Его считали везучим. Когда он попал в Чечню, в самое пекло, необстрелянный, воспитанный в сибирской глубинке верующей матерью, мало кто ожидал его возвращения иначе как в цинковом гробу. Эдик, которого беседам с Богом обучили раньше, чем общению с себе подобными, казался непригодным к любой форме жестокости, не только к войне. Жизненные соки, подсушенные систематической добродетелью, текли в нем несколько замедленно. Как и от большинства меннонитов, от Эдика отдавало какой-то вязкостью. Меннонит Клаас не мог позволить себе спешки ни в чем — его мозг был занят слишком многими предметами, ибо, в отличие от «неверующих», он не имел права просто жить. Меннониту надлежало жить «в духе и истине». Духовность же требует непрестанной тренировки воли, воспитания чувства равновесия. Ни травинки в огороде, ни пылинки на обуви, ни пятнышка на оконном стекле — таков начальный курс подвижничества, преподанный рыжеволосому парнишке в общине голландских немцев, чьих предков завела на Обь жажда пахотной земли и религиозной свободы. Высшее духовное мастерство заключалось в том, чтобы не возгордиться успехами и не привязаться к плодам труда своего. Подобно канатоходцу, Клаас балансировал на тонкой проволоке веры, натянутой между рождением и смертью. Пройти по жизни, не потеряв из виду Христа — в этом видел меннонит наивысший и единственный смысл. Оттого Эдик воспринимал видимый мир как стекло витрины, его пытливый ум силился проникнуть за общедоступную поверхность бытовой действительности. Клаас всматривался в людей бережным взглядом медработника, отыскивающего подходящую для инъекции вену. Красоту подпускал к себе малыми порциями, процеживая густое сусло впечатлений через сито рассудка. Пение птиц в лесу, ледоход на реке прикасались к душе его, но не овладевали ею всецело. Никогда творение не заслоняло собой Творца.
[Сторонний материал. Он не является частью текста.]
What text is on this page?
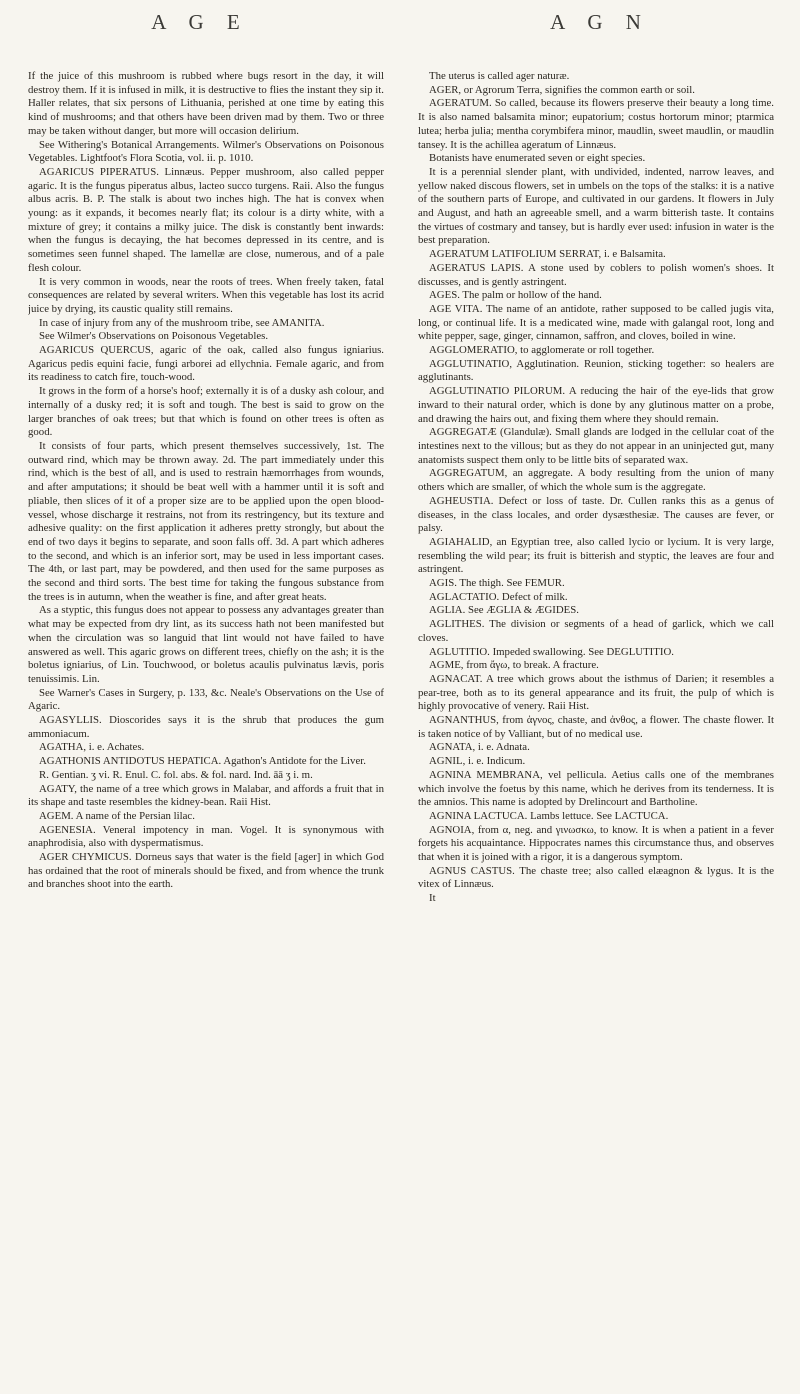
A G E	A G N

If the juice of this mushroom is rubbed where bugs resort in the day, it will destroy them. If it is infused in milk, it is destructive to flies the instant they sip it. Haller relates, that six persons of Lithuania, perished at one time by eating this kind of mushrooms; and that others have been driven mad by them. Two or three may be taken without danger, but more will occasion delirium.

See Withering's Botanical Arrangements. Wilmer's Observations on Poisonous Vegetables. Lightfoot's Flora Scotia, vol. ii. p. 1010.

AGARICUS PIPERATUS. Linnæus. Pepper mushroom, also called pepper agaric. It is the fungus piperatus albus, lacteo succo turgens. Raii. Also the fungus albus acris. B. P. The stalk is about two inches high. The hat is convex when young: as it expands, it becomes nearly flat; its colour is a dirty white, with a mixture of grey; it contains a milky juice. The disk is constantly bent inwards: when the fungus is decaying, the hat becomes depressed in its centre, and is sometimes seen funnel shaped. The lamellæ are close, numerous, and of a pale flesh colour.

It is very common in woods, near the roots of trees. When freely taken, fatal consequences are related by several writers. When this vegetable has lost its acrid juice by drying, its caustic quality still remains.

In case of injury from any of the mushroom tribe, see AMANITA.

See Wilmer's Observations on Poisonous Vegetables.

AGARICUS QUERCUS, agaric of the oak, called also fungus igniarius. Agaricus pedis equini facie, fungi arborei ad ellychnia. Female agaric, and from its readiness to catch fire, touch-wood.

It grows in the form of a horse's hoof; externally it is of a dusky ash colour, and internally of a dusky red; it is soft and tough. The best is said to grow on the larger branches of oak trees; but that which is found on other trees is often as good.

It consists of four parts, which present themselves successively, 1st. The outward rind, which may be thrown away. 2d. The part immediately under this rind, which is the best of all, and is used to restrain hæmorrhages from wounds, and after amputations; it should be beat well with a hammer until it is soft and pliable, then slices of it of a proper size are to be applied upon the open blood-vessel, whose discharge it restrains, not from its restringency, but its texture and adhesive quality: on the first application it adheres pretty strongly, but about the end of two days it begins to separate, and soon falls off. 3d. A part which adheres to the second, and which is an inferior sort, may be used in less important cases. The 4th, or last part, may be powdered, and then used for the same purposes as the second and third sorts. The best time for taking the fungous substance from the trees is in autumn, when the weather is fine, and after great heats.

As a styptic, this fungus does not appear to possess any advantages greater than what may be expected from dry lint, as its success hath not been manifested but when the circulation was so languid that lint would not have failed to have answered as well. This agaric grows on different trees, chiefly on the ash; it is the boletus igniarius, of Lin. Touchwood, or boletus acaulis pulvinatus lævis, poris tenuissimis. Lin.

See Warner's Cases in Surgery, p. 133, &c. Neale's Observations on the Use of Agaric.

AGASYLLIS. Dioscorides says it is the shrub that produces the gum ammoniacum.

AGATHA, i. e. Achates.

AGATHONIS ANTIDOTUS HEPATICA. Agathon's Antidote for the Liver.

R. Gentian. ʒ vi. R. Enul. C. fol. abs. & fol. nard. Ind. āā ʒ i. m.

AGATY, the name of a tree which grows in Malabar, and affords a fruit that in its shape and taste resembles the kidney-bean. Raii Hist.

AGEM. A name of the Persian lilac.

AGENESIA. Veneral impotency in man. Vogel. It is synonymous with anaphrodisia, also with dyspermatismus.

AGER CHYMICUS. Dorneus says that water is the field [ager] in which God has ordained that the root of minerals should be fixed, and from whence the trunk and branches shoot into the earth.

The uterus is called ager naturæ.

AGER, or Agrorum Terra, signifies the common earth or soil.

AGERATUM. So called, because its flowers preserve their beauty a long time. It is also named balsamita minor; eupatorium; costus hortorum minor; ptarmica lutea; herba julia; mentha corymbifera minor, maudlin, sweet maudlin, or maudlin tansey. It is the achillea ageratum of Linnæus.

Botanists have enumerated seven or eight species.

It is a perennial slender plant, with undivided, indented, narrow leaves, and yellow naked discous flowers, set in umbels on the tops of the stalks: it is a native of the southern parts of Europe, and cultivated in our gardens. It flowers in July and August, and hath an agreeable smell, and a warm bitterish taste. It contains the virtues of costmary and tansey, but is hardly ever used: infusion in water is the best preparation.

AGERATUM LATIFOLIUM SERRAT, i. e Balsamita.

AGERATUS LAPIS. A stone used by coblers to polish women's shoes. It discusses, and is gently astringent.

AGES. The palm or hollow of the hand.

AGE VITA. The name of an antidote, rather supposed to be called jugis vita, long, or continual life. It is a medicated wine, made with galangal root, long and white pepper, sage, ginger, cinnamon, saffron, and cloves, boiled in wine.

AGGLOMERATIO, to agglomerate or roll together.

AGGLUTINATIO, Agglutination. Reunion, sticking together: so healers are agglutinants.

AGGLUTINATIO PILORUM. A reducing the hair of the eye-lids that grow inward to their natural order, which is done by any glutinous matter on a probe, and drawing the hairs out, and fixing them where they should remain.

AGGREGATÆ (Glandulæ). Small glands are lodged in the cellular coat of the intestines next to the villous; but as they do not appear in an uninjected gut, many anatomists suspect them only to be little bits of separated wax.

AGGREGATUM, an aggregate. A body resulting from the union of many others which are smaller, of which the whole sum is the aggregate.

AGHEUSTIA. Defect or loss of taste. Dr. Cullen ranks this as a genus of diseases, in the class locales, and order dysæsthesiæ. The causes are fever, or palsy.

AGIAHALID, an Egyptian tree, also called lycio or lycium. It is very large, resembling the wild pear; its fruit is bitterish and styptic, the leaves are four and astringent.

AGIS. The thigh. See FEMUR.

AGLACTATIO. Defect of milk.

AGLIA. See ÆGLIA & ÆGIDES.

AGLITHES. The division or segments of a head of garlick, which we call cloves.

AGLUTITIO. Impeded swallowing. See DEGLUTITIO.

AGME, from ἄγω, to break. A fracture.

AGNACAT. A tree which grows about the isthmus of Darien; it resembles a pear-tree, both as to its general appearance and its fruit, the pulp of which is highly provocative of venery. Raii Hist.

AGNANTHUS, from ἁγνος, chaste, and ἀνθος, a flower. The chaste flower. It is taken notice of by Valliant, but of no medical use.

AGNATA, i. e. Adnata.

AGNIL, i. e. Indicum.

AGNINA MEMBRANA, vel pellicula. Aetius calls one of the membranes which involve the foetus by this name, which he derives from its tenderness. It is the amnios. This name is adopted by Drelincourt and Bartholine.

AGNINA LACTUCA. Lambs lettuce. See LACTUCA.

AGNOIA, from α, neg. and γινωσκω, to know. It is when a patient in a fever forgets his acquaintance. Hippocrates names this circumstance thus, and observes that when it is joined with a rigor, it is a dangerous symptom.

AGNUS CASTUS. The chaste tree; also called elæagnon & lygus. It is the vitex of Linnæus.

It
«Взгляните на птиц небесных. Посмотрите на полевые лилии!» — звало Евангелие. Но меннонит, понимавший Писание с полуслова, знал, что созерцать красоту следует не ради неё самой, то есть удовольствия чувственного, но единственно ради научения истине. Он умел отличить прекрасное от обольстительного и считал прекрасным лишь достойное именоваться таковым. Потому-то верный ученик Христа и воскресной школы Эдуард Клаас встревожился не на шутку, испытав прилив восторга при виде фольксвагена, который пастор Денлингер пригнал из Германии. Таких машин ни то, что в Сибири, в самой ГДР по пальцам пересчитать можно. Когда синий с серебристым отливом борт величественно проплывал мимо ворот Клаасов, Эдик терял самообладание. Зачарованный чудным зрелищем, выбегал он к ограде и, вытянув шею, до тех пор провожал взглядом роскошный лайнер, покуда тот, сверкнув на солнце нездешним светом, не скрывался в конце длинной и прямой, как путь в царствие небесное, улицы меннонитского поселка. В такие минуты Эдик неприятно напоминал себе птенца, мимо раскрытого клювика которого пронесли червячка.